Despite the worldwide economic crisis, South Africa’s new telecommunications operator Neotel has secured a $4.4-billion (US$455.5-million) loan from a consortium of local lenders to finance the expansion of its network, supporting the continued growth potential of the country’s telecoms market.
Launched in 2005 after the liberalisation of telecommunications in South Africa, Neotel has brought much-needed competition to the sector by breaking the monopoly of parastatal telecoms giant Telkom.
The consortium financing the deal, announced on 10 December, is made up of Nedbank, Investec Bank, the Development Bank of Southern Africa, the Industrial Development Corporation and the Infrastructure Finance Corporation.
“What makes this deal significant is the fact that a limited recourse deal of this size has been concluded … despite the current global economic climate,” says Arun Gupta, chief financial officer of Neotel.
The deal concludes a two-year programme to raise long-term financing that has secured R7.5-billion of total funding, replacing all existing bridging finance, made up of a combination of new equity and debt.
“On the 12th of December 2006, we signed a bridging finance facility to the value of R2-billion to get the process started of building our network,” says Ajay Pandey, MD and CEO of Neotel.
“At that point already we made history as it was the largest non-recourse facility for a start-up telecommunications project in the region, and one of the largest in South Africa then.”
Neotel has been aggressively rolling out its new-generation converged network across the country to provide services to its business clients. It launched its consumer services during the course of 2008.
“We are still regarded as a greenfield project as there have been a number of false starts in the past,” says Gupta. “The fact that the financial institutions have provided this facility on project finance, limited-recourse terms highlights the belief the lenders have in what Neotel is bringing to the market and that we’re on the right track.”
The financing terms will range between seven and 10 years.
“The ability to pull off a financing of R4.4 billion under current financial market conditions is testament to both the belief in the offering, which will change the shape of telecommunication services in South Africa, and in the strength of the shareholder grouping, led by Tata Communications Limited of India.” said Mike Peo, head of infrastructure project finance at Nedbank Capital, who has led the process over the past two years.
Part of the funding comes from the Development Bank of Southern Africa, an institution set up by the government to finance development projects in the region.
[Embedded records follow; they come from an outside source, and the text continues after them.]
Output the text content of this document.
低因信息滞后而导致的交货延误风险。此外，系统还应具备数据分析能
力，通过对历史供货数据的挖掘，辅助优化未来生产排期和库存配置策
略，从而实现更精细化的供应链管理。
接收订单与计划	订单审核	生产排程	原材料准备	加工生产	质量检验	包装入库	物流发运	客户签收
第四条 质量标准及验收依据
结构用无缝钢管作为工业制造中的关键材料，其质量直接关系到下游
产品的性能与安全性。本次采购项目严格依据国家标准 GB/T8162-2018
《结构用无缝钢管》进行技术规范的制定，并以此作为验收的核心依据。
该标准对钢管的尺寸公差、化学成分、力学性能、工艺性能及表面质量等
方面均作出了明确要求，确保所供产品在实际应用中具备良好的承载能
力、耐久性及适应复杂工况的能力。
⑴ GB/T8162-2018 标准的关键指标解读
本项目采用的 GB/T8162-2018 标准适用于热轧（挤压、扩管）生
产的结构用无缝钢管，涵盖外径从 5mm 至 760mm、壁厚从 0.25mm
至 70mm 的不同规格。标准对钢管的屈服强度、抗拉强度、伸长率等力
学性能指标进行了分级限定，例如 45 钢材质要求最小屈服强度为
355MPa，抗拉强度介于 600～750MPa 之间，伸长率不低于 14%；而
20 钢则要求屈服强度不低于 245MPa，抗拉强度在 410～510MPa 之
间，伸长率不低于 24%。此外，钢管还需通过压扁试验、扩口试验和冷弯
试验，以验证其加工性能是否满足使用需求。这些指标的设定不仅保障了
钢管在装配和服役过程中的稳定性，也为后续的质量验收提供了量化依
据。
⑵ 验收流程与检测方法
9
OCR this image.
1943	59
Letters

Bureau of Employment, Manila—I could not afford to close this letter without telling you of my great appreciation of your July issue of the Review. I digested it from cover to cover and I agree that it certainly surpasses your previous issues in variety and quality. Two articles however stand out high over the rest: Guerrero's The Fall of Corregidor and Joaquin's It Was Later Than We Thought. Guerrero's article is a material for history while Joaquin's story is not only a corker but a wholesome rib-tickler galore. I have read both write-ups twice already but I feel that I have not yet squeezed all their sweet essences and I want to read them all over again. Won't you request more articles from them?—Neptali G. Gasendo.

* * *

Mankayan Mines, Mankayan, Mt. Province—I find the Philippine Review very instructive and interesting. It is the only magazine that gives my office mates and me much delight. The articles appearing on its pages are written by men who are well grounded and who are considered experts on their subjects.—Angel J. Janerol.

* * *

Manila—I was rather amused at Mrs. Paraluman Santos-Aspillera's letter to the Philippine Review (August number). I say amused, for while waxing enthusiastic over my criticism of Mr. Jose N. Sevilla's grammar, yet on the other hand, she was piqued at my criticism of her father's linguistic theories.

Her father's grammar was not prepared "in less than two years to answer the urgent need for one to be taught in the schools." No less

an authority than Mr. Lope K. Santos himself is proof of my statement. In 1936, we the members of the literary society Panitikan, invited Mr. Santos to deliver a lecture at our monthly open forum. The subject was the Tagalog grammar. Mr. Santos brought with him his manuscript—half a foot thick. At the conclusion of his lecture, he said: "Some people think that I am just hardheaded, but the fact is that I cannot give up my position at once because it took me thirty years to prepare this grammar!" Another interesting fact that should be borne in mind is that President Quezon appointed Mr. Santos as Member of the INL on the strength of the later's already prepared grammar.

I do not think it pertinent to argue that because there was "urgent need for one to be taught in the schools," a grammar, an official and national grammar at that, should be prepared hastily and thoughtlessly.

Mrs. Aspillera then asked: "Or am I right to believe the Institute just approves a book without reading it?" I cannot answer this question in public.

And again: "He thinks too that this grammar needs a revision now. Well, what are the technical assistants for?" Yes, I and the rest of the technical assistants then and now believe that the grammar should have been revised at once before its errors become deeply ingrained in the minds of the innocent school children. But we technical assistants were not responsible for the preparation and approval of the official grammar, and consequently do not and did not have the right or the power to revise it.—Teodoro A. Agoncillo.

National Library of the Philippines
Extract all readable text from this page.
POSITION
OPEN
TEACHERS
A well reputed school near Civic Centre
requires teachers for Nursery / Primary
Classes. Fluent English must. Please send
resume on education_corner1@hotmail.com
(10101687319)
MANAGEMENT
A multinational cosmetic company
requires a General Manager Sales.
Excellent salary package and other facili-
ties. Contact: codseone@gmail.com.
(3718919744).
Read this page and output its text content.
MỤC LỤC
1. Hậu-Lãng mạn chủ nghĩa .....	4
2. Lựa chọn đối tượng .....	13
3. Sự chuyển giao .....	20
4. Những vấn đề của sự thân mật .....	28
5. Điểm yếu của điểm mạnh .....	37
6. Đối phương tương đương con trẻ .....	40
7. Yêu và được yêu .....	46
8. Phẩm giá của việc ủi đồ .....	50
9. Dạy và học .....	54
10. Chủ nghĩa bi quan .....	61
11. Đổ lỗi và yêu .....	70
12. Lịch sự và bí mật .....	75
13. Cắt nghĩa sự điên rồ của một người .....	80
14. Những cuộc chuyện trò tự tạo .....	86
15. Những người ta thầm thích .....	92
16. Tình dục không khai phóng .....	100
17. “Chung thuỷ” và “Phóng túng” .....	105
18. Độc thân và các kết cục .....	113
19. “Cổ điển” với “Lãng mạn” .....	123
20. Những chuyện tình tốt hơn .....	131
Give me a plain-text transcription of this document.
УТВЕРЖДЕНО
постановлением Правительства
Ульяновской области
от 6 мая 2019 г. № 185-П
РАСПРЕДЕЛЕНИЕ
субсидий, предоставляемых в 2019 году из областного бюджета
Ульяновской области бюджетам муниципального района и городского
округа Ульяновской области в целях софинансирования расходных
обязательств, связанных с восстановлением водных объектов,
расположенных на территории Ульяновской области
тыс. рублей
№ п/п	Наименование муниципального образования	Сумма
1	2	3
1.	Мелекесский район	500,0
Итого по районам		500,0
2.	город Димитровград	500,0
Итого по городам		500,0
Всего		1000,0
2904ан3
“Neotel signifies the momentous changes taking place in telecommunications sector,” says Lucy Chege of the bank.
“Neotel will bring positive developmental impact and effectively address government’s key priorities through reducing backlogs in the telecommunications sector thereby improving much needed access to services and enhancing service delivery. This is in line with our objective to support economic growth and development.”
Herc van Wyk, managing director of Kagiso Financial Services, Neotel’s financial adviser, said the transaction was a milestone in the current difficult financial markets. When potential financiers were initially approached during the first quarter of 2008, he said, the financial landscape was vastly different, and the fact that a transaction of this magnitude could be signed despite the credit crunch was testimony to the commitment of the parties involved.